My interest in cultural narratives about citizenship also motivates my broader scholarly agenda. I have published in Adaptation and the edited collection Post45 Vs. The World and have publications forthcoming in New Review of Film & Television Studies (NRFTS) and Literature/Film Quarterly, with another article under review in Contemporary Literature. My forthcoming article in NRFTS, for example, suggests that Elia Kazan’s Pinky must be separated from the 1949 cycle of “race problem” films (e.g., Home of the Brave, Lost Boundaries, and Intruder in the Dust) to examine how the film speculates on the possibilities and limitations of Black citizenship in relation not only to the postwar moment but also to the legacy of the plantation—the film’s primary setting and source of conflict.
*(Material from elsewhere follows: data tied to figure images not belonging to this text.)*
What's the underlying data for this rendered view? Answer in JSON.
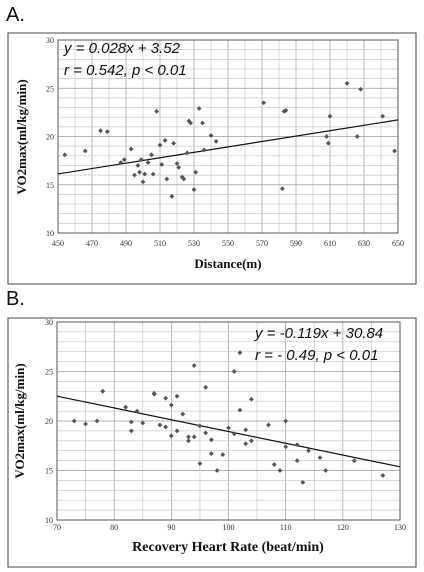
{
  "panels": {
    "a_label": "A.",
    "b_label": "B."
  },
  "chart_data": [
    {
      "type": "scatter",
      "xlabel": "Distance(m)",
      "ylabel": "VO2max(ml/kg/min)",
      "xlim": [
        450,
        650
      ],
      "ylim": [
        10,
        30
      ],
      "xticks": [
        "450",
        "470",
        "490",
        "510",
        "530",
        "550",
        "570",
        "590",
        "610",
        "630",
        "650"
      ],
      "yticks": [
        "10",
        "15",
        "20",
        "25",
        "30"
      ],
      "equation": "y = 0.028x + 3.52",
      "stats": "r = 0.542, p < 0.01",
      "trendline": {
        "slope": 0.028,
        "intercept": 3.52
      },
      "grid": true,
      "x": [
        454,
        466,
        475,
        479,
        487,
        489,
        493,
        495,
        497,
        498,
        499,
        500,
        501,
        503,
        505,
        506,
        508,
        510,
        511,
        513,
        514,
        517,
        518,
        520,
        521,
        523,
        524,
        526,
        527,
        528,
        530,
        531,
        533,
        535,
        536,
        540,
        543,
        571,
        582,
        583,
        584,
        608,
        609,
        610,
        620,
        626,
        628,
        641,
        648
      ],
      "y": [
        18.1,
        18.5,
        20.6,
        20.5,
        17.3,
        17.6,
        18.7,
        16.0,
        17.0,
        16.3,
        17.6,
        15.3,
        16.1,
        17.3,
        18.1,
        16.1,
        22.6,
        19.1,
        17.1,
        19.6,
        15.6,
        13.8,
        19.3,
        17.2,
        16.8,
        15.8,
        15.6,
        18.3,
        21.6,
        21.4,
        14.5,
        16.3,
        22.9,
        21.4,
        18.6,
        20.1,
        19.5,
        23.5,
        14.6,
        22.6,
        22.7,
        20.0,
        19.3,
        22.1,
        25.5,
        20.0,
        24.9,
        22.1,
        18.5
      ]
    },
    {
      "type": "scatter",
      "xlabel": "Recovery Heart Rate (beat/min)",
      "ylabel": "VO2max(ml/kg/min)",
      "xlim": [
        70,
        130
      ],
      "ylim": [
        10,
        30
      ],
      "xticks": [
        "70",
        "80",
        "90",
        "100",
        "110",
        "120",
        "130"
      ],
      "yticks": [
        "10",
        "15",
        "20",
        "25",
        "30"
      ],
      "equation": "y = -0.119x + 30.84",
      "stats": "r = - 0.49,  p < 0.01",
      "trendline": {
        "slope": -0.119,
        "intercept": 30.84
      },
      "grid": true,
      "x": [
        73,
        75,
        77,
        78,
        82,
        83,
        83,
        84,
        85,
        87,
        87,
        88,
        89,
        89,
        90,
        90,
        91,
        91,
        92,
        93,
        93,
        94,
        94,
        95,
        95,
        96,
        96,
        97,
        97,
        98,
        99,
        100,
        101,
        101,
        102,
        102,
        103,
        103,
        104,
        104,
        107,
        108,
        109,
        110,
        110,
        112,
        112,
        113,
        114,
        116,
        117,
        122,
        127
      ],
      "y": [
        20.0,
        19.7,
        20.0,
        23.0,
        21.4,
        19.9,
        19.0,
        21.0,
        19.8,
        22.7,
        22.8,
        19.6,
        19.4,
        22.3,
        18.5,
        21.6,
        22.5,
        19.0,
        20.7,
        18.4,
        18.0,
        18.4,
        25.6,
        19.5,
        15.7,
        18.8,
        23.4,
        16.7,
        18.1,
        15.0,
        16.6,
        19.3,
        25.0,
        18.7,
        21.1,
        26.9,
        17.7,
        19.1,
        18.0,
        22.2,
        19.6,
        15.6,
        15.0,
        20.0,
        17.4,
        16.0,
        17.6,
        13.8,
        17.0,
        16.3,
        15.0,
        16.0,
        14.5
      ]
    }
  ]
}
Drawing on critical race theory, queer studies, and New Southern studies, this article argues that in attempting to reconcile the sensibilities of the “Old South” and the demands of the Cold War containment culture, Pinky reveals the inadequacies of both citizenship models. My Adaptation article examines the role that marketing played in shaping the audience’s reception and interpretation of Eric Hodgins’ Mr. Blandings Builds His Dream House and its 1948 film adaptation. I argue the film adaptation and its paratexts blurred the enormous disparity between Blandings’ dream and the suburban reality of baby boomers by creating new sites of middle-class identification. My publication in the edited collection uses a transnational approach to examine how Soviet filmmakers transformed the protagonists of Mark Twain’s The Adventures of Huckleberry Finn into a metaphor for interracial working-class alliance at the precise moment when Huck was embraced as a quintessential American hero by American critics. Focusing on the questions of canonicity, cross-cultural exchange, and the social and cinematic construction of race, this article offers new insights into the intersection of comparative rhetoric, postcolonial studies, and American studies.

 

After completion of my Ph.D. studies, I will continue my active research agenda by applying my knowledge of Cold War cultural narratives to the analysis of right-wing transnational rhetorics today. Given the timeliness of my research, I will devote the next year to preparing my dissertation for publication by adding a chapter on how contemporary American films (Pleasantville, Vivarium), TV shows (Desperate Housewives, Why Women Kill, Them), and literature (Housekeeping, Typical American) evoke and rework the Cold War narratives of suburban citizenship to define what constitutes a modern family, neighborhood, and the nation. Once the book is under contract, I can devote full time to my second project preliminary titled From Cold War Enemies to Populist Collaborators: Gender, Sexuality, and Shared Media Strategies of Right-Wing America and Russia. Started during my time as Carol Mason’s research assistant for her upcoming article “Opposing Abortion, Protecting Women, and Transnationalizing US Populism,” this book-length project will trace the development of international media strategies of American and Russian conservative groups from the founding of the World Congress of Families (WCF) in 1995 to the establishment of the Dialogue of Civilizations Research Institute in 2015 to the launch of Tsargrad public movement in 2020. Combining cultural analysis with rhetorical analysis, this study will examine various forms of right-wing pronatalist propaganda, including billboard campaigns, memes, social media posts, and documentaries, such as Demographic Winter (2008), Demographic Bomb (2009), and The New Economic Reality (2010). Focusing on the shifting notions of the “enemy” and “citizen,” my project will explore how American and Russian conservatives evoke and (re)articulate Cold War notions of nuclear family, domesticity, and nation to further their current political agenda.